Once established, they continuously send out rhizomes sprouting new shoots easily transplanted or shared. When Muriel moved, she dug up decades worth of irises and moved them to the new place, too.

Being a grass, they tolerate broad-leaf herbicides, so it’s not uncommon to find them in road ditches and otherwise unkempt locations—likely the doing of a local iris or garden club.

The prolific producers give iris clubs and fervent growers such as Muriel plenty of plants for such projects or to sell. Each year finds Muriel at farmers’ markets selling her starts. The whole endeavor has become a bit of a family project.
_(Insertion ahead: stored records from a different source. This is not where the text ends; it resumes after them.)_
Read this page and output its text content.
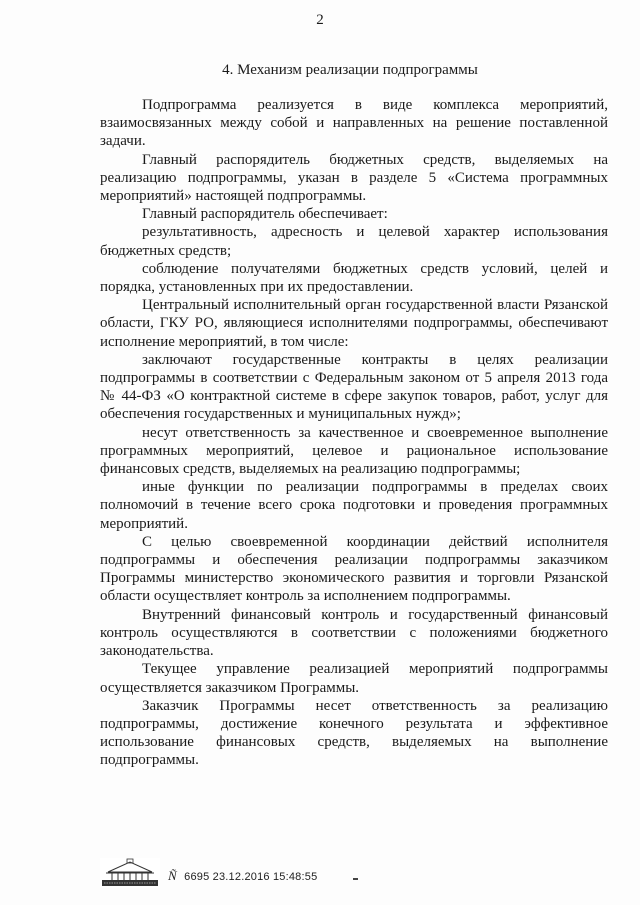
2
4. Механизм реализации подпрограммы

Подпрограмма реализуется в виде комплекса мероприятий, взаимосвязанных между собой и направленных на решение поставленной задачи.

Главный распорядитель бюджетных средств, выделяемых на реализацию подпрограммы, указан в разделе 5 «Система программных мероприятий» настоящей подпрограммы.

Главный распорядитель обеспечивает:

результативность, адресность и целевой характер использования бюджетных средств;

соблюдение получателями бюджетных средств условий, целей и порядка, установленных при их предоставлении.

Центральный исполнительный орган государственной власти Рязанской области, ГКУ РО, являющиеся исполнителями подпрограммы, обеспечивают исполнение мероприятий, в том числе:

заключают государственные контракты в целях реализации подпрограммы в соответствии с Федеральным законом от 5 апреля 2013 года № 44-ФЗ «О контрактной системе в сфере закупок товаров, работ, услуг для обеспечения государственных и муниципальных нужд»;

несут ответственность за качественное и своевременное выполнение программных мероприятий, целевое и рациональное использование финансовых средств, выделяемых на реализацию подпрограммы;

иные функции по реализации подпрограммы в пределах своих полномочий в течение всего срока подготовки и проведения программных мероприятий.

С целью своевременной координации действий исполнителя подпрограммы и обеспечения реализации подпрограммы заказчиком Программы министерство экономического развития и торговли Рязанской области осуществляет контроль за исполнением подпрограммы.

Внутренний финансовый контроль и государственный финансовый контроль осуществляются в соответствии с положениями бюджетного законодательства.

Текущее управление реализацией мероприятий подпрограммы осуществляется заказчиком Программы.

Заказчик Программы несет ответственность за реализацию подпрограммы, достижение конечного результата и эффективное использование финансовых средств, выделяемых на выполнение подпрограммы.

Ñ 6695 23.12.2016 15:48:55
“My daughters, Laura, Tammy and Karla, have helped me for years,” she says.

Their biggest work push is in July when they divide plants and fill orders.

Like any harvest, it draws the family together — including Muriel’s granddaughter, Jaunice Terrell, who was home on break from college.

In the early mornings they dig rhizomes from several varieties. As temperatures rise, they move the work to the shade, forming an efficient assembly line.

Laura cuts rhizomes into individual plants. Tammy washes. Jaunice trims the foliage (known as the fan) to about 10 inches and passes them to Karla who records the variety name on the leaves with a Sharpie. Muriel oversees the whole operation clipboard in hand.

Once all varieties are collected, each order is tucked in a paper bag for pickup by buyers.

One of those buyers is reliably Delane H. Langton. He bought his first irises from Muriel at a farmers’ market in the late ‘90s.

He recalled sitting with his grandmother as she tended her irises and giving the flowers to his teachers as year-end gifts.

The nostalgic purchase was his downfall. He quickly contracted the ‘Iris Virus’ he laughs.

“Over the years I would buy grocery bags full of irises from the stand. Then I started going to Muriel’s garden to buy directly,” the now retired body shop owner says. “I’ve kept doing that all these years and go back for more every year. There’s no known cure.”

He caught it bad. So bad he now has an iris garden boasting of 5,000 varieties and has started to cross his own. Though not all customers go to such extremes, Muriel has surely seeded a love for the flowers in many, many gardeners over the 45 years she’s opened her garden to the public.

One stands out.

“A daycare visited and a little boy stared and stared at a bloom before exclaiming, ‘Now that’s black!’” she recalls. “He came back later with his grandmother and took her straight to the plant. I guess it made quite the impression on him.”

Who knows, that little boy may right this moment be eagerly watching black-tipped buds, waiting for the first blooms of his extensive ebony-hued collection to unfurl.